In a time when the god-king Freyr (or king Sigtrud) ruled in Sweden, there was a famine. The long peace during Freyr's reign had greatly increased Sweden's population until the lands could no longer support it sufficiently.

The king and the chieftains decided that the population had to be culled by killing all the elderly, sickly and handicapped, and by sacrificing them to Odin. Disa, the daughter of the chieftain Sigsten of Venngarn in Uppland, was upset by this cruel solution. She talked mockingly to the king and chieftains about their wisdom and claimed to have wiser words of advice.

In order to test her wits, Freyr asked her to visit him but she could not do so by foot, by horse, in a wagon, nor in a boat. She could not visit him either dressed or undressed. The time must not be within a year nor within a month, and neither during daytime nor nighttime, and neither when the moon was waxing nor waning. (Compare the story of Kráka, who was issued a similar test by her future husband.)

Disa passed the test by harnessing two young men to a sled. By the sled, she had a billygoat and she had one leg over the goat and the other leg in the sled. For clothes she had a net, and she arrived during full moon at dusk to the king on the third day after Yule, all months had 30 days and the last month was to an end and also the year.

The democide was cancelled, and according to the behest of the new queen Disa, there was a drawing of lots so that a part of the population was to leave Sweden (then restricted to Svealand), for the northern regions that were later called Norrland, where they were to settle and cultivate the land.
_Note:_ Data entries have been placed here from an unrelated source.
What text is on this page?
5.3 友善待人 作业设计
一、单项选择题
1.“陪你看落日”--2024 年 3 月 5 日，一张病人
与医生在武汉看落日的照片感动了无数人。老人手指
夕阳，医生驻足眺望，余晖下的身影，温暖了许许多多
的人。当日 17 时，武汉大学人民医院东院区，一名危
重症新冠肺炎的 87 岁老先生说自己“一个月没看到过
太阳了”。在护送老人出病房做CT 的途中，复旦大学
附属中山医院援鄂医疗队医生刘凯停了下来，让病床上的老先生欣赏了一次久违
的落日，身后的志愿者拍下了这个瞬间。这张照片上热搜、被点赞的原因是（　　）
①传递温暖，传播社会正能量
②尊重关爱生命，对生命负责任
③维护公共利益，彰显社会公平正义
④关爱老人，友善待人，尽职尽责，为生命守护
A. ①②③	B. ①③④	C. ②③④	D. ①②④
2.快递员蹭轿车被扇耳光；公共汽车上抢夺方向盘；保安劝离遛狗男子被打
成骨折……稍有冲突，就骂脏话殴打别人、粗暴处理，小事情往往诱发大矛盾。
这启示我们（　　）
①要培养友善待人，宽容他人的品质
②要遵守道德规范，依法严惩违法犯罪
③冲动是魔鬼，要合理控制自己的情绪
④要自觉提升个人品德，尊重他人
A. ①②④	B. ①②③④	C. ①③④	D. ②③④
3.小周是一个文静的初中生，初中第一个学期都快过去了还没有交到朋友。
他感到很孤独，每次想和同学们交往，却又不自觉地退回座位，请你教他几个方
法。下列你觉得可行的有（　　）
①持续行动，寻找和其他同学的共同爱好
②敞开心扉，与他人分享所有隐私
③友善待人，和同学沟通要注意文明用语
Disa's wisdom was so highly valued that many disputes were relegated to her at the Midwinter blót at the Temple at Uppsala, which from this time was called the Disablot and the Disting.
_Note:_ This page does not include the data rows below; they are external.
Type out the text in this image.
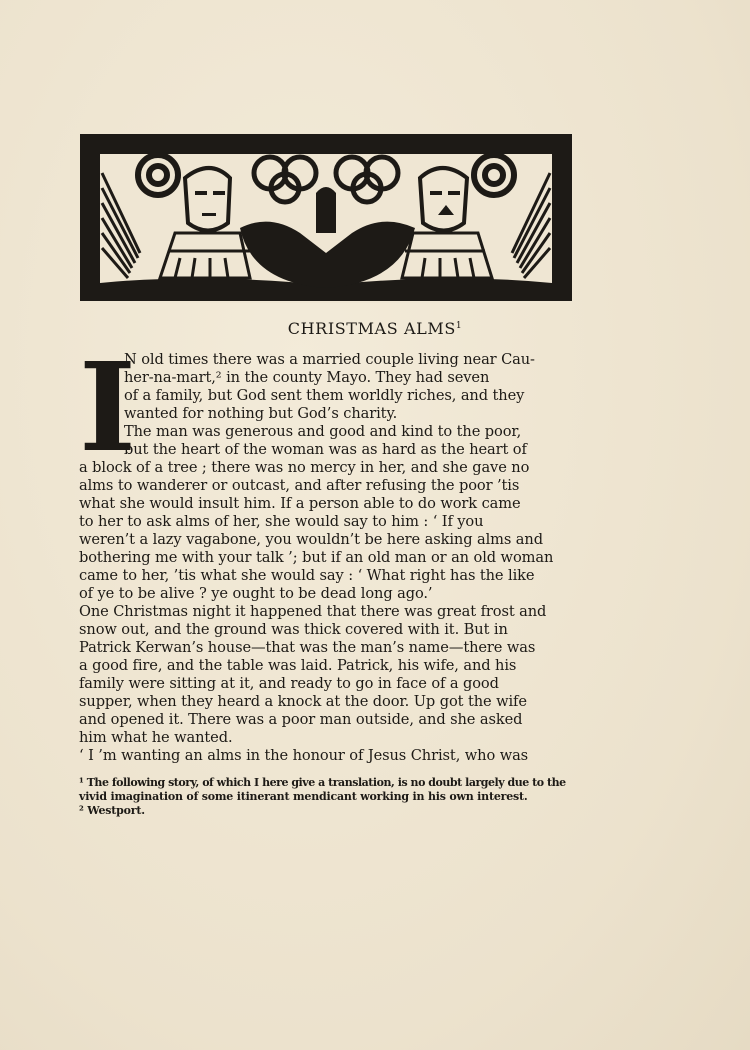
CHRISTMAS ALMS$^1$
I
N old times there was a married couple living near Cau-
her-na-mart,² in the county Mayo. They had seven
of a family, but God sent them worldly riches, and they
wanted for nothing but God’s charity.
The man was generous and good and kind to the poor,
but the heart of the woman was as hard as the heart of
a block of a tree ; there was no mercy in her, and she gave no
alms to wanderer or outcast, and after refusing the poor ’tis
what she would insult him. If a person able to do work came
to her to ask alms of her, she would say to him : ‘ If you
weren’t a lazy vagabone, you wouldn’t be here asking alms and
bothering me with your talk ’; but if an old man or an old woman
came to her, ’tis what she would say : ‘ What right has the like
of ye to be alive ? ye ought to be dead long ago.’
One Christmas night it happened that there was great frost and
snow out, and the ground was thick covered with it. But in
Patrick Kerwan’s house—that was the man’s name—there was
a good fire, and the table was laid. Patrick, his wife, and his
family were sitting at it, and ready to go in face of a good
supper, when they heard a knock at the door. Up got the wife
and opened it. There was a poor man outside, and she asked
him what he wanted.
‘ I ’m wanting an alms in the honour of Jesus Christ, who was
¹ The following story, of which I here give a translation, is no doubt largely due to the
vivid imagination of some itinerant mendicant working in his own interest.
² Westport.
==Disa as a source of inspiration==
The saga has been treated by Johan Celsius in the prose drama Disa (1687), which was an adaptation of Messenius' stage play in verse. Later it was adapted by Johan Gabriel Oxenstierna in the poetic letter Disa (1795), and in the fourth song of the poem Skördarne (1796). In the so-called Disasal on the second floor of Venngarn Castle, there are eight large paintings depicting scenes from Disa's saga. They were previously believed to be works of David Klöcker Ehrenstrahl, but according to August Hahr, they are only the work of artisans based on copies of Ehrenstrahl's compositions, which were published as etchings. One of these etchings was the basis of depictions on tapestry which are partly preserved in the Stockholm Palace and Ulriksdal Palace. Under every painting there are verses providing explanations in Latin and Swedish.
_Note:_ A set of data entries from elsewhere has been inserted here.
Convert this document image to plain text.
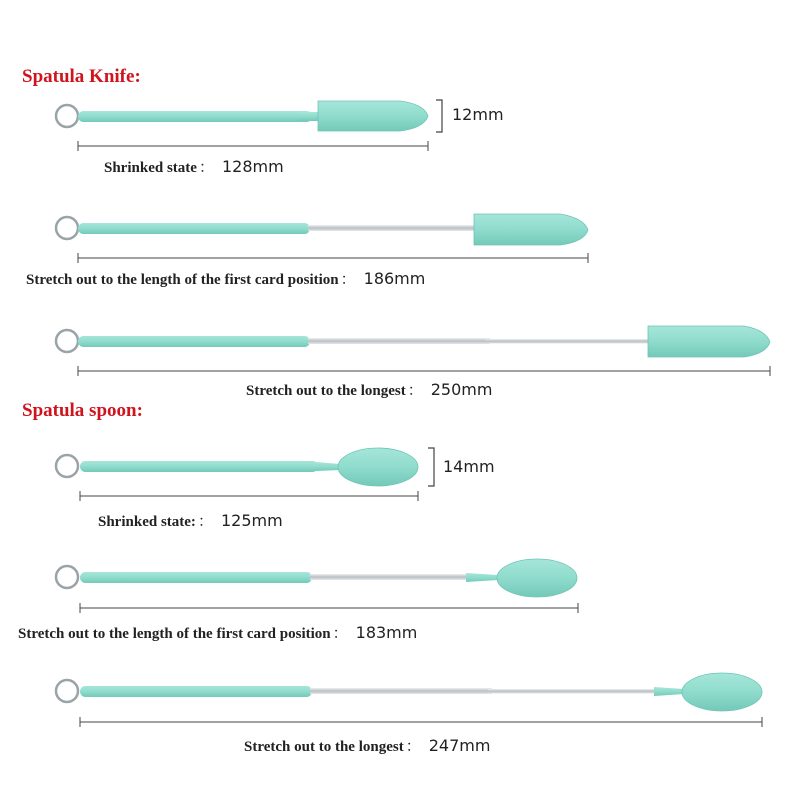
Spatula Knife:
Spatula spoon:
12mm
14mm
Shrinked state ： 128mm
Stretch out to the length of the first card position ： 186mm
Stretch out to the longest ： 250mm
Shrinked state: ： 125mm
Stretch out to the length of the first card position ： 183mm
Stretch out to the longest ： 247mm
In Pale Fire by Vladimir Nabokov, the last Zemblan King's wife is named Disa, and titled Duchess of Payn.

==Inspiration for name of orchid Genus Disa==
Botanist Peter Jonas Bergius named the Disa genus of orchids in 1767. It has been suggested that the name may have been based on the Disa legend. The dorsal sepal of some Disa orchids have a net-like appearance reminiscent of the fishnet in which Disa appears before King Freyhr.